Dual Function: Practical Nanomolar Antibiotic Detection and Photocatalytic Micropollutant Degradation Using Thiazolothiazole-Conjugated Microporous Polymers

Abstract

Functional conjugated microporous polymers (CMPs) were studied for chemical sensing and photocatalytic application. However, CMPs showing dual functional properties of electrochemical sensing and photocatalytic activity are rare yet unique and are associated with the choice of building blocks. Herein, we demonstrate a dual-function conjugated microporous polymer, pTPETTz (S_BET = 331.8 m² g^–1) and lpTPETTz (S_BET = 11.4 m² g^–1), based on conducting and photo functional thiazolothiazole (TTz) units for selective detection of metronidazole (MNZ) and photocatalytic degradation of micropollutants. pTPETTz-modified electrodes (glassy carbon and screen-printed electrode) exhibited a selective current response to MNZ among other antibiotics, interfering biomolecules etc.
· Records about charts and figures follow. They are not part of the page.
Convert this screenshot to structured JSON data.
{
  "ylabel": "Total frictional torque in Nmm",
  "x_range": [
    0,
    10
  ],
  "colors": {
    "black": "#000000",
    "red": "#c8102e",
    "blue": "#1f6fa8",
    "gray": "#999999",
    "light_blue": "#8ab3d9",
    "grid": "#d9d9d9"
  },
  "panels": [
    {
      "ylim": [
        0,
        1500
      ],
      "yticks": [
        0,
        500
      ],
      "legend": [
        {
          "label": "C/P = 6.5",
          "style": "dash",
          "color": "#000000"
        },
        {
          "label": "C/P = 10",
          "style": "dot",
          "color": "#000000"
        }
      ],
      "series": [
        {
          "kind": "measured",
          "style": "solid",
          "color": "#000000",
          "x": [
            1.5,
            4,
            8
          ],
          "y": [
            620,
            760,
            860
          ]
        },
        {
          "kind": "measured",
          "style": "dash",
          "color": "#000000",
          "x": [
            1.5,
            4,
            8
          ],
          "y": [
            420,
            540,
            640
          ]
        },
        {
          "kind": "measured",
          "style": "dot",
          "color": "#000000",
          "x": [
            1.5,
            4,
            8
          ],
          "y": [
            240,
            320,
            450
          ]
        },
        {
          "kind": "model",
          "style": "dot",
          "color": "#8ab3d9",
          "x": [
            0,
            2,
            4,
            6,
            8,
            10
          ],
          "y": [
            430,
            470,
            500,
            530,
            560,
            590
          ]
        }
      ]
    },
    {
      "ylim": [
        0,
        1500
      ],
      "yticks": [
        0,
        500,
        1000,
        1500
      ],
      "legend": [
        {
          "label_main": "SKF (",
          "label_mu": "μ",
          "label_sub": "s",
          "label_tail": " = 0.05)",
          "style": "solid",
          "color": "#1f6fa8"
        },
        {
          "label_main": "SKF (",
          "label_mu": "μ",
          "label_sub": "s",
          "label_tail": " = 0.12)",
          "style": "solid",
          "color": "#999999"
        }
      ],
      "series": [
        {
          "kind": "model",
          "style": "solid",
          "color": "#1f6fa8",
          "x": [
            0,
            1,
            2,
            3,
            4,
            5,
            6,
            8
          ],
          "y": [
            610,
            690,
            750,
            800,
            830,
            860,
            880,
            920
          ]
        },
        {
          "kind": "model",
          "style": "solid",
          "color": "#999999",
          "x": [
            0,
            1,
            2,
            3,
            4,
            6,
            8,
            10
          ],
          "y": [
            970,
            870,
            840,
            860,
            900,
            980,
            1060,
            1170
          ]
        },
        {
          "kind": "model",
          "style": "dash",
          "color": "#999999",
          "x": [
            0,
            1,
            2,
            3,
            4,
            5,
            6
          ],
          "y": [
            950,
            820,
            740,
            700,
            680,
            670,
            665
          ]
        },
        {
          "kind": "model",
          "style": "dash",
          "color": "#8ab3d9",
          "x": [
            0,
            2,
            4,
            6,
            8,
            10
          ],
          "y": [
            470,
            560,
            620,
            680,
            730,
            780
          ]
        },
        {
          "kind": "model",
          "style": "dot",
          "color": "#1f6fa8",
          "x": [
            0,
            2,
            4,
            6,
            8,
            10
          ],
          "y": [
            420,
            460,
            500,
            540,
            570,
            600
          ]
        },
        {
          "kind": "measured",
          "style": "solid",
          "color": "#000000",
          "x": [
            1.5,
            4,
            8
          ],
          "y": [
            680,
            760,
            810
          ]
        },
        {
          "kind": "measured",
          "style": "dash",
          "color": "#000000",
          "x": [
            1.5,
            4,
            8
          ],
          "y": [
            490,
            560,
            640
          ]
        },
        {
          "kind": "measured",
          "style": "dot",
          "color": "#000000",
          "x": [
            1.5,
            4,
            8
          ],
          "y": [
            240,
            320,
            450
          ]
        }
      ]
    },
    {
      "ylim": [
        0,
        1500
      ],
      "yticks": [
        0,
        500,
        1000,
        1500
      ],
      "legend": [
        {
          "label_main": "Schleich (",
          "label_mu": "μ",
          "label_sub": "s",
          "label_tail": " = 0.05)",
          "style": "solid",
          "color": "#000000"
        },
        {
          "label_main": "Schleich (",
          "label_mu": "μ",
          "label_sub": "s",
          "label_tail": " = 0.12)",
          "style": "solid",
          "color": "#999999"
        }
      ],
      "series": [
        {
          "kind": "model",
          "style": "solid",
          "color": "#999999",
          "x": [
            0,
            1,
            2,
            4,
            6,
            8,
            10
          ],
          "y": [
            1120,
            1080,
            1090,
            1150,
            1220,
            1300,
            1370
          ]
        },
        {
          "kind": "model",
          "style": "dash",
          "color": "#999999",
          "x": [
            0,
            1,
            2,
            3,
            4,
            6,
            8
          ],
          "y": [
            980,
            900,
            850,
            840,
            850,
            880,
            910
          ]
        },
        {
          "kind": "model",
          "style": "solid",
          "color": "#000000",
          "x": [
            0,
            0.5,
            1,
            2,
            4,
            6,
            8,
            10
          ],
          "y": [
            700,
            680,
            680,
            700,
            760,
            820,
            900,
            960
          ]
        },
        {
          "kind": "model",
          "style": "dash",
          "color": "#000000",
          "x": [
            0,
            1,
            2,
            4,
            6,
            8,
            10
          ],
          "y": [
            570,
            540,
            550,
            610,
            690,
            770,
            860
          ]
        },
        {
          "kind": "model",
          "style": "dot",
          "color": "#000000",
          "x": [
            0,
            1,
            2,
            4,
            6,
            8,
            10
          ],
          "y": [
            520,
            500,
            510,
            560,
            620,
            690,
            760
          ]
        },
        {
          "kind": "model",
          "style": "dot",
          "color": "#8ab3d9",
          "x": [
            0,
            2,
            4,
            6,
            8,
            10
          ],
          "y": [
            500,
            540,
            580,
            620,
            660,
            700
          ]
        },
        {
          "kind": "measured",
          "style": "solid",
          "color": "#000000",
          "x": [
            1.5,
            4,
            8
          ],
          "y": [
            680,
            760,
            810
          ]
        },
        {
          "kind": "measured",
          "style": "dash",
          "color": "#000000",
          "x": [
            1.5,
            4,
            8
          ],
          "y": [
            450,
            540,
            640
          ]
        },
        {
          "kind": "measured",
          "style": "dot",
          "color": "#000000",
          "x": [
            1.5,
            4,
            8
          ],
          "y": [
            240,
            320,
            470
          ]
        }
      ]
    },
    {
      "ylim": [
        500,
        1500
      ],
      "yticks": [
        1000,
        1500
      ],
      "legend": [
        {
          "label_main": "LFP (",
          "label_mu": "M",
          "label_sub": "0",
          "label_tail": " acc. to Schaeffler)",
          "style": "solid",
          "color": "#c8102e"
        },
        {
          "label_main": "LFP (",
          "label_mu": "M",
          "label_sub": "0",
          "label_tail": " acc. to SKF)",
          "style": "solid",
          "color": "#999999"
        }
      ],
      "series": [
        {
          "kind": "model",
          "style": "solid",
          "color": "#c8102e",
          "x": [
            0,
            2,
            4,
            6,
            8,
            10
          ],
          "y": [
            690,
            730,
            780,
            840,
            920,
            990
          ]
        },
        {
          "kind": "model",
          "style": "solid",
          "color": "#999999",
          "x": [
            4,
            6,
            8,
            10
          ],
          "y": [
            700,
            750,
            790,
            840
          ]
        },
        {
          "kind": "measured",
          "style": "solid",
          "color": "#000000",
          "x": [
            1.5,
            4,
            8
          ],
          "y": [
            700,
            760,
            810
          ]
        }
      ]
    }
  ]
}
Among them, pTPETTz@GC showed the lowest detection limit (LoD) of 5.74 nM. The pTPETTz@SPE showed similar detection limits as pTPETTz@GC in the urine sample analysis and showed a high recovery percentage. Interestingly, the sensing response of pTPETTz is significantly higher than that of lpTPETTz due to the lower charge transfer resistance (R_ct) of pTPETTz (259.84 Ω cm²) compared to lpTPETTz (360.41 Ω cm²) and bare ITO (642.35 Ω cm²) as evidenced by electrochemical impedance spectroscopy (EIS). Apart from this, pTPETTz (E_g = 2.41 eV) and lpTPETTz (E_g = 2.37 eV) also showed efficient photocatalytic degradation (up to 98.21%) of aqueous food colorants under direct sunlight due to the formation of a highly reactive species superoxide anion (O₂^•–) and photogenerated holes (h⁺). The degradation follows pseudo-first-order kinetics with a relatively higher rate constant (k = 0.05 min^–1).